PARTIGIANO E DIPLOMATICO LA VITA DI ENRICO MARTINO
Nella risposta a un lettore sugli ambasciatori politici che hanno rappresentato l’Italia immediatamente dopo la fine della Seconda guerra mondiale, lei ha ricordato il nome di Enrico Martino che fu tra l’altro ministro a Berna. Ho fatto una ricerca e mi sono imbattuto in due Martino – Enrico e Errico – che hanno fatto carriere in parte simili, in parte diverse. Può chiarirmi le idee? Marta Sala
Venezia
Cara Signora,
Sono in parte responsabile della confusione. Il Martino di cui parliamo fu Errico sino al 1945: era figlio di un padre che si chiamava Enrico e vi era allora una legge sulle registrazioni anagrafiche che vietava d’imporre al figlio lo stesso nome del genitore. Ma dopo la fine del conflitto, quando quella legge fu meno severamente applicata, Errico si riprese il nome scelto dai genitori al momento della sua nascita e divenne finalmente e definitivamente Enrico. È molto probabile, tuttavia, che vi fossero ancora documenti rilasciati in anni precedenti e che qualche burocrate, chiamato a prendere nota del suo nome in alcune delle sue diverse incarnazioni, si sia ostinato a scrivere Errico anziché Enrico.
Le incarnazioni furono effettivamente numerose. Martino non fu soltanto uno degli esponenti del Comitato di Liberazione genovese che ricevettero e controfirmarono l’atto di resa delle truppe tedesche a Villa Migone il 26 aprile 1945: «l’unico caso europeo del secondo conflitto mondiale, secondo Paolo Emilio Taviani, in cui un intero corpo d’Armata tedesco si sia arreso alle forze partigiane». Fu il primo Prefetto della Genova liberata, sedette all’Assemblea costituente fra i rappresentanti del Partito repubblicano, divenne sottosegretario al ministero della Guerra nel secondo governo De Gasperi.
La sua carriera internazionale cominciò nel 1947 quando Carlo Sforza, ministro degli Esteri, lo mandò a dirigere la rappresentanza diplomatica italiana a Belgrado.

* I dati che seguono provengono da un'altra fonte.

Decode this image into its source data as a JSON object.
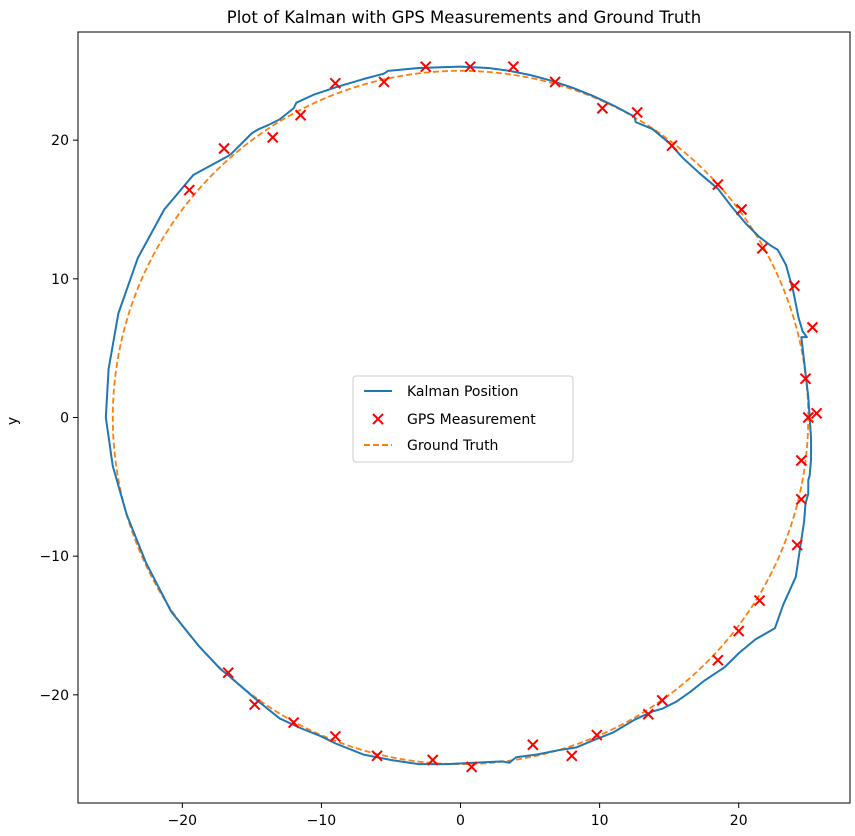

Non si era ancora dissolto nell’aria del dopoguerra il ricordo dell’occupazione italiana in Jugoslavia durante il conflitto e del colpo di mano con cui le truppe di Tito, due anni prima, avevano cercato di impadronirsi di Trieste. Il maresciallo jugoslavo era allora per l’Italia uno scomodo interlocutore. La sua seconda missione fu meno turbolenta, ma per molti aspetti più personalmente impegnativa. L’Italia aveva perduto le sue colonie, ma era stata incaricata dagli Alleati di preparare la Somalia all’indipendenza con una decennale «amministrazione fiduciaria». Martino, quindi, fu l’ultimo «governatore di colonia» alla fine dell’impero coloniale italiano. Quello delle altre potenze coloniali avrebbe subito, anche se più lentamente, la stessa sorte.
Ormai accolto stabilmente nei ranghi del ministero degli Esteri, l’avvocato antifascista genovese era ormai un diplomatico della Repubblica. Da Mogadiscio andrà a rappresentare l’Italia a Montevideo, Dublino, Vienna e Berna; e tornerà a fare l’avvocato, ma sul piano internazionale, come vicepresidente del Contenzioso diplomatico, vale a dire della istituzione che funge da consulente legale del ministro degli Esteri. Morì a Roma nel 1981.